Which, I hear, is a very good place to start. Apparently, when you read you being with ABC, when you sing you begin with Do-Re-Mi. When considering creativity in education you could do worse than listen to Ken Robinson on the subject. For once size does matter and it's well worth listening and watching right through to the end (it doesn't hurt that the message is wrapped in such an entertaining package).
There's a serious message here about the fact that education tends to stifle creativity when it should be celebrating and nurturing it. Do we just want children who can do? Or do we want them to be able to do creatively in whatever subject or field?
It annoys me that art is seen as a soft subject and not as worthy as, say, mathematics when it has so much to offer (including a lot of links with mathematics).
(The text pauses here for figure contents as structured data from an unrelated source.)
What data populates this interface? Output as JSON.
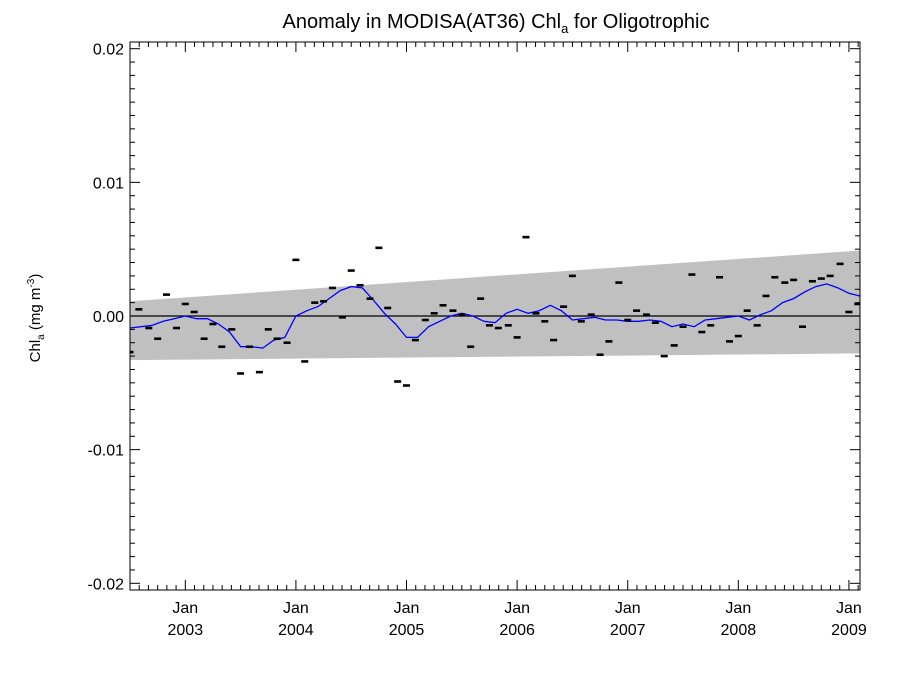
{
  "chart_data": {
    "type": "scatter",
    "title": "Anomaly in MODISA(AT36) Chl",
    "title_subscript": "a",
    "title_suffix": " for Oligotrophic",
    "ylabel_main": "Chl",
    "ylabel_sub": "a",
    "ylabel_rest": " (mg m",
    "ylabel_sup": "-3",
    "ylabel_close": ")",
    "xlim": [
      2002.5,
      2009.1
    ],
    "ylim": [
      -0.0205,
      0.0205
    ],
    "yticks": [
      {
        "value": 0.02,
        "label": "0.02"
      },
      {
        "value": 0.01,
        "label": "0.01"
      },
      {
        "value": 0.0,
        "label": "0.00"
      },
      {
        "value": -0.01,
        "label": "-0.01"
      },
      {
        "value": -0.02,
        "label": "-0.02"
      }
    ],
    "xticks": [
      {
        "value": 2003.0,
        "month": "Jan",
        "year": "2003"
      },
      {
        "value": 2004.0,
        "month": "Jan",
        "year": "2004"
      },
      {
        "value": 2005.0,
        "month": "Jan",
        "year": "2005"
      },
      {
        "value": 2006.0,
        "month": "Jan",
        "year": "2006"
      },
      {
        "value": 2007.0,
        "month": "Jan",
        "year": "2007"
      },
      {
        "value": 2008.0,
        "month": "Jan",
        "year": "2008"
      },
      {
        "value": 2009.0,
        "month": "Jan",
        "year": "2009"
      }
    ],
    "confidence_band": {
      "color": "#c0c0c0",
      "x": [
        2002.5,
        2009.1
      ],
      "upper": [
        0.0011,
        0.0049
      ],
      "lower": [
        -0.0033,
        -0.0028
      ]
    },
    "zero_line_color": "#000000",
    "monthly_points": {
      "color": "#000000",
      "x": [
        2002.5,
        2002.58,
        2002.67,
        2002.75,
        2002.83,
        2002.92,
        2003.0,
        2003.08,
        2003.17,
        2003.25,
        2003.33,
        2003.42,
        2003.5,
        2003.58,
        2003.67,
        2003.75,
        2003.83,
        2003.92,
        2004.0,
        2004.08,
        2004.17,
        2004.25,
        2004.33,
        2004.42,
        2004.5,
        2004.58,
        2004.67,
        2004.75,
        2004.83,
        2004.92,
        2005.0,
        2005.08,
        2005.17,
        2005.25,
        2005.33,
        2005.42,
        2005.5,
        2005.58,
        2005.67,
        2005.75,
        2005.83,
        2005.92,
        2006.0,
        2006.08,
        2006.17,
        2006.25,
        2006.33,
        2006.42,
        2006.5,
        2006.58,
        2006.67,
        2006.75,
        2006.83,
        2006.92,
        2007.0,
        2007.08,
        2007.17,
        2007.25,
        2007.33,
        2007.42,
        2007.5,
        2007.58,
        2007.67,
        2007.75,
        2007.83,
        2007.92,
        2008.0,
        2008.08,
        2008.17,
        2008.25,
        2008.33,
        2008.42,
        2008.5,
        2008.58,
        2008.67,
        2008.75,
        2008.83,
        2008.92,
        2009.0,
        2009.08
      ],
      "y": [
        -0.0027,
        0.0005,
        -0.0009,
        -0.0017,
        0.0016,
        -0.0009,
        0.0009,
        0.0003,
        -0.0017,
        -0.0006,
        -0.0023,
        -0.001,
        -0.0043,
        -0.0023,
        -0.0042,
        -0.001,
        -0.0017,
        -0.002,
        0.0042,
        -0.0034,
        0.001,
        0.0011,
        0.0021,
        -0.0001,
        0.0034,
        0.0023,
        0.0013,
        0.0051,
        0.0006,
        -0.0049,
        -0.0052,
        -0.0018,
        -0.0003,
        0.0002,
        0.0008,
        0.0004,
        0.0001,
        -0.0023,
        0.0013,
        -0.0007,
        -0.0009,
        -0.0007,
        -0.0016,
        0.0059,
        0.0002,
        -0.0004,
        -0.0018,
        0.0007,
        0.003,
        -0.0004,
        0.0001,
        -0.0029,
        -0.0019,
        0.0025,
        -0.0003,
        0.0004,
        0.0001,
        -0.0005,
        -0.003,
        -0.0022,
        -0.0008,
        0.0031,
        -0.0012,
        -0.0007,
        0.0029,
        -0.0019,
        -0.0015,
        0.0004,
        -0.0007,
        0.0015,
        0.0029,
        0.0025,
        0.0027,
        -0.0008,
        0.0026,
        0.0028,
        0.003,
        0.0039,
        0.0003,
        0.0009
      ]
    },
    "running_mean": {
      "color": "#0000ff",
      "x": [
        2002.5,
        2002.6,
        2002.7,
        2002.8,
        2002.9,
        2003.0,
        2003.1,
        2003.2,
        2003.3,
        2003.4,
        2003.5,
        2003.6,
        2003.7,
        2003.8,
        2003.9,
        2004.0,
        2004.1,
        2004.2,
        2004.3,
        2004.4,
        2004.5,
        2004.6,
        2004.7,
        2004.8,
        2004.9,
        2005.0,
        2005.1,
        2005.2,
        2005.3,
        2005.4,
        2005.5,
        2005.6,
        2005.7,
        2005.8,
        2005.9,
        2006.0,
        2006.1,
        2006.2,
        2006.3,
        2006.4,
        2006.5,
        2006.6,
        2006.7,
        2006.8,
        2006.9,
        2007.0,
        2007.1,
        2007.2,
        2007.3,
        2007.4,
        2007.5,
        2007.6,
        2007.7,
        2007.8,
        2007.9,
        2008.0,
        2008.1,
        2008.2,
        2008.3,
        2008.4,
        2008.5,
        2008.6,
        2008.7,
        2008.8,
        2008.9,
        2009.0,
        2009.1
      ],
      "y": [
        -0.0009,
        -0.0008,
        -0.0007,
        -0.0004,
        -0.0002,
        0.0,
        -0.0002,
        -0.0002,
        -0.0006,
        -0.0012,
        -0.0023,
        -0.0023,
        -0.0024,
        -0.0018,
        -0.0016,
        0.0,
        0.0004,
        0.0007,
        0.0013,
        0.0019,
        0.0022,
        0.0021,
        0.0012,
        0.0002,
        -0.0006,
        -0.0016,
        -0.0016,
        -0.0008,
        -0.0004,
        0.0,
        0.0002,
        0.0,
        -0.0004,
        -0.0005,
        0.0002,
        0.0005,
        0.0002,
        0.0004,
        0.0008,
        0.0004,
        -0.0003,
        -0.0002,
        -0.0001,
        -0.0003,
        -0.0003,
        -0.0004,
        -0.0004,
        -0.0003,
        -0.0004,
        -0.0008,
        -0.0006,
        -0.0008,
        -0.0003,
        -0.0002,
        -0.0001,
        0.0,
        -0.0003,
        0.0001,
        0.0004,
        0.001,
        0.0013,
        0.0018,
        0.0022,
        0.0024,
        0.0021,
        0.0017,
        0.0015
      ]
    }
  }
}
As a child I wanted to be an artist but my school had other ideas for me, especially as I was also good at things like mathematics. I could have been good at both but it seemed to be an either-or situation with teachers at the time. I was no creative genius but I could certainly have been more creative than I was. We should all take time to stop and think about what would happen to Leonardo da Vinci in today's education system. Would we still get the Mona Lisa as well as early ideas for the invention of the helicopter? Not to mention all the other topics to which he turned his attention. Were the observational skills so useful to his artistic production also useful in scrutinising the world around him? Were his mathematical skills in geometry and proportion also useful in his painting? Or did the one support and enhance the other?